Isolée

Western Store

BY Cam LindsayPublished Apr 1, 2006

Last year saw Isolée (aka Rajko Müller) reintroduce himself with the exceptional We Are Monster, his first artist album since 2000’s widely acclaimed Rest. A dynamic collection of pristine micro-house selections, the album initiated a profound listening experience a lot of us had been craving for quite some time. Now that he’s back into our consciousness, Playhouse has dropped a compilation that helps introduce his older, less familiar work. Western Store takes us back even further to his outset when he was at the forefront of establishing the micro-house sound. Compiled by Alter Ego’s Jörn Elling Wuttke at the request of label Playhouse, the album sequences the Isolée twelve-inches randomly, which provides smoother, spacious transitions than a chronological mix would. His trademarks are widespread: deep bass lines, cavernous dub effects, dense kick drums, techno-friendly melodies and a cocktail of ambiguous sounds. The standouts are copious, but the dub-techno tag team of "Rockers” and "Surfers,” the Day-Glo bliss of "Lost” and the marriage of vocals and 4/4 on "Initiate II,” one of Müller’s best moments to date, triumph. The only oversight here is using Freeform’s epic "Reform” version of "Beau Mot Plage,” not the original, which no doubt feels out of place. Still, the track sits at the bottom of this comp, so it can’t tarnish this essential history lesson Playhouse have provided us with.

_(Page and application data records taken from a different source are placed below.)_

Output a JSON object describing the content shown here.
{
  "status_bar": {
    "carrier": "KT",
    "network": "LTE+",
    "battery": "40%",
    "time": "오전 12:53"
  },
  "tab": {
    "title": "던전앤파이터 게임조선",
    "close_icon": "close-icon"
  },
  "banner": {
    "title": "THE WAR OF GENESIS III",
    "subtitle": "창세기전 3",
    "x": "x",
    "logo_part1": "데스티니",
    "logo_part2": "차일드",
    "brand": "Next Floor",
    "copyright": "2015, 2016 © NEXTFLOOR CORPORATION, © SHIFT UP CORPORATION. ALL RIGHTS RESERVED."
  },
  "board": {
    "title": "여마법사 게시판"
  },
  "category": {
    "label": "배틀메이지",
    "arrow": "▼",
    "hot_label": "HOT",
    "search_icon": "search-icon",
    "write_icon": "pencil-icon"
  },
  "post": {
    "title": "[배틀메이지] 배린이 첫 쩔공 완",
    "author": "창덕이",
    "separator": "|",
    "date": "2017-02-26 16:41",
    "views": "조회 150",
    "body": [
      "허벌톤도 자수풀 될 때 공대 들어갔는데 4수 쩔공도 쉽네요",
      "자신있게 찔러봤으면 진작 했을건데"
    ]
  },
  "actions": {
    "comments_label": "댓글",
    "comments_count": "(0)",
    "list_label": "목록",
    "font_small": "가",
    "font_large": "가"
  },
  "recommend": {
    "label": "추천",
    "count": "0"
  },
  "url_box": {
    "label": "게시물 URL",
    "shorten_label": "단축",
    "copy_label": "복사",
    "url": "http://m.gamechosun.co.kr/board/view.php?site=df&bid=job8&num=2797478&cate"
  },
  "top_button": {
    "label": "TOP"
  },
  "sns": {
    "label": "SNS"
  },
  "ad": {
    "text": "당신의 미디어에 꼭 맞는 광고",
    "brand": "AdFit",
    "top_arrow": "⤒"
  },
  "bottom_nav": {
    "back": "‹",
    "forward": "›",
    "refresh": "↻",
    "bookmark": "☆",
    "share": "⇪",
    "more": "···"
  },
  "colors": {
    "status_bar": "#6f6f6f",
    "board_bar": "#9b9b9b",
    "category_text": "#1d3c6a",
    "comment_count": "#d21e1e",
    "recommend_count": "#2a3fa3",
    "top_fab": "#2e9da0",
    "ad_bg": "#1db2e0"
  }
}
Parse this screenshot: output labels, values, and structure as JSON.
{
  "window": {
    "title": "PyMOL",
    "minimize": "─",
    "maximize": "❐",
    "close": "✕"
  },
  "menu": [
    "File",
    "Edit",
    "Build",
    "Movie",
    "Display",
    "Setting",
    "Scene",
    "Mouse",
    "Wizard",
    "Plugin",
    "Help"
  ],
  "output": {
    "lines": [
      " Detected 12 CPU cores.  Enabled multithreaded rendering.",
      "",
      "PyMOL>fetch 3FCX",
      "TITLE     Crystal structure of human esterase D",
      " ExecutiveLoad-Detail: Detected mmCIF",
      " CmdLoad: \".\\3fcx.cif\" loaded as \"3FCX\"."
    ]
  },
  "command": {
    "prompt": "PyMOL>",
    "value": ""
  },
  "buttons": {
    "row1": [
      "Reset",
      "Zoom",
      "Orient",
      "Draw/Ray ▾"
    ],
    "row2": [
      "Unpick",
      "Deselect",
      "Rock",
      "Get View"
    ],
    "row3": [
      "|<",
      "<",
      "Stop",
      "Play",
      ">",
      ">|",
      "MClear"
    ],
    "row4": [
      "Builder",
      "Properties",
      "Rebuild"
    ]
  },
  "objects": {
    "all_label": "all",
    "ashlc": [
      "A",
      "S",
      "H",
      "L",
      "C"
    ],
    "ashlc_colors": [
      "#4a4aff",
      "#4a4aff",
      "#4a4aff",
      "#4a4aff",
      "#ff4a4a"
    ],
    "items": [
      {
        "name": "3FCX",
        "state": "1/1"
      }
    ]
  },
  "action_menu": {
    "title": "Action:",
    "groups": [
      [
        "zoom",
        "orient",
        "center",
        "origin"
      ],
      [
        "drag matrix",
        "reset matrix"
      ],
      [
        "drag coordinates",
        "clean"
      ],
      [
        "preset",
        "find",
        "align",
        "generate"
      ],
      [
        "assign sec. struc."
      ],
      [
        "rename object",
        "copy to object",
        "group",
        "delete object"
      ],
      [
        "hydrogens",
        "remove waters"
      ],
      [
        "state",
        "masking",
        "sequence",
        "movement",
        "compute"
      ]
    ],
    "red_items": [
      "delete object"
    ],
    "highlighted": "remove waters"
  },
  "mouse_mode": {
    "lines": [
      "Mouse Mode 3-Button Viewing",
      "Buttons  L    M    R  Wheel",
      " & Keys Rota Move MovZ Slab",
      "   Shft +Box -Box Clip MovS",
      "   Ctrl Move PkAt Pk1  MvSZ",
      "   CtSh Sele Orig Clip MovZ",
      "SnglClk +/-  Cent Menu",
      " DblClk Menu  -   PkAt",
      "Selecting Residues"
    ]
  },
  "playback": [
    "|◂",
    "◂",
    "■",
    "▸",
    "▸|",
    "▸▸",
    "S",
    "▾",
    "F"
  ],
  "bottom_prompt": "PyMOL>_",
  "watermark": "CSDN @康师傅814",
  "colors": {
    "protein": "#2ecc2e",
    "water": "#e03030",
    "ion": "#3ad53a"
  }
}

Was the success of We Are Monster what propelled you to do this compilation? The compilation is more due to the initiative of Playhouse, which as well made the choice of the tracks. I guess it’s a good moment to give a documentation of what has been released before, especially because it was only available on vinyl, and sold between 1000 and 1500 copies.

What took you so long to release a second album and how does Western Store speak for that gap of time? Besides "Lost,” all the tracks are from the period before my first album, so it describes more the time before the success of "Beau Mot Plage.” After Rest had been released, I moved to another apartment, then to another city. For a while I did not have my studio, and then pressure to do something followed. And the more time it took, the more pressure I felt, but in the end I didn’t care any more. When it became a professional thing I had to learn how to deal with it, and music is my daytime job now — that is the experience in We Are Monster, instead of the innocence and naivety on Western Store.